Everything is finite. Yes, even the ocean is finite. It’s a great, big bastard but it’s finite. Life? Most definitely finite. No different from an apple in the orchard. A blossom appears, and from that blossom an apple grows. It grows until it reaches a peak, a zenith of perfection… its destiny. That’s it. There’s nothing random about it. There is nowhere else for it to go. It is ripe. And if the timing is right, someone will be there to pluck it from the tree and swim in its fleeting beauty. If the timing is wrong, it will fall to the ground to shrivel and rot. Should human beings not also be allowed the dignity to be enjoyed at the peak of ripeness?
Lazarus thought that they should.
“He’s waking up.”
The tug-of-war between the darkness and the light waged on. He felt as if he was being suspended at the base of his skull by handscrews. The throbbing was excruciating. Lazarus was the light bulb on the high seas now, bobbing through the froth and blackness.
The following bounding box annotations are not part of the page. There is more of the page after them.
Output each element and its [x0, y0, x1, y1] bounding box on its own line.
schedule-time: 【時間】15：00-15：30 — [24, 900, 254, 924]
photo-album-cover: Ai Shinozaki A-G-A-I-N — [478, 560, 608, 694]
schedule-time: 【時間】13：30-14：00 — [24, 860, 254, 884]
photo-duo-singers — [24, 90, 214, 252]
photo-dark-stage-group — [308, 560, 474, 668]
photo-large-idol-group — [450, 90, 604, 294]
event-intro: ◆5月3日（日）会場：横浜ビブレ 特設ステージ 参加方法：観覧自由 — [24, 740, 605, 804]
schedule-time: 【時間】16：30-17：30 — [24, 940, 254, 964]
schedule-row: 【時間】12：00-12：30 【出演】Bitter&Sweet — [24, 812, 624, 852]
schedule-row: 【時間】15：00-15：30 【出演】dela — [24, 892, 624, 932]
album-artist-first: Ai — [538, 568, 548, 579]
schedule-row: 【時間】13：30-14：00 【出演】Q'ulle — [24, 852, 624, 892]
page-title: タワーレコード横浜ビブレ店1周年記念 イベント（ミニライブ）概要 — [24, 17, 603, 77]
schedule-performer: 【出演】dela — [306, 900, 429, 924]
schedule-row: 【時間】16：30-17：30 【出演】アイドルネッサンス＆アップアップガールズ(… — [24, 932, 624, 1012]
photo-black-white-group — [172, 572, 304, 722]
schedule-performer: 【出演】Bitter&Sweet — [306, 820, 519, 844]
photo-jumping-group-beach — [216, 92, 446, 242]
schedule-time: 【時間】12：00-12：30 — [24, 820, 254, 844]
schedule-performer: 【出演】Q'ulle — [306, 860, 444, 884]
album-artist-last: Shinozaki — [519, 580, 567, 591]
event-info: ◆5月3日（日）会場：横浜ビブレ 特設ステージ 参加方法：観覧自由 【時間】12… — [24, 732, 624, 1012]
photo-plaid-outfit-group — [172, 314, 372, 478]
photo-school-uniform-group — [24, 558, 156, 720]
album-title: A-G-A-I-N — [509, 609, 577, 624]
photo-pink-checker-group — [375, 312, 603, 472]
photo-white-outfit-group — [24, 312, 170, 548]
His eyes burned, the sting of seawater and blinding sunlight. Then back into the airless, lightless void, submerged like one of Salem’s witches in a dunking pond. The good news was that Lazarus was reasonably certain he would float.
He was in a chair again. Kitty sat facing him. She was still a blur, but he knew her now. He could have picked her out of a crowd from a hundred yards. She was tied up now too, and there was a raging fire behind her eyes that Lazarus saw immediately when his own began to clear. It was the same wild energy that had fueled all of his exploits. It was the crimson flush. Their eyes met and in an instant a silent pact was made.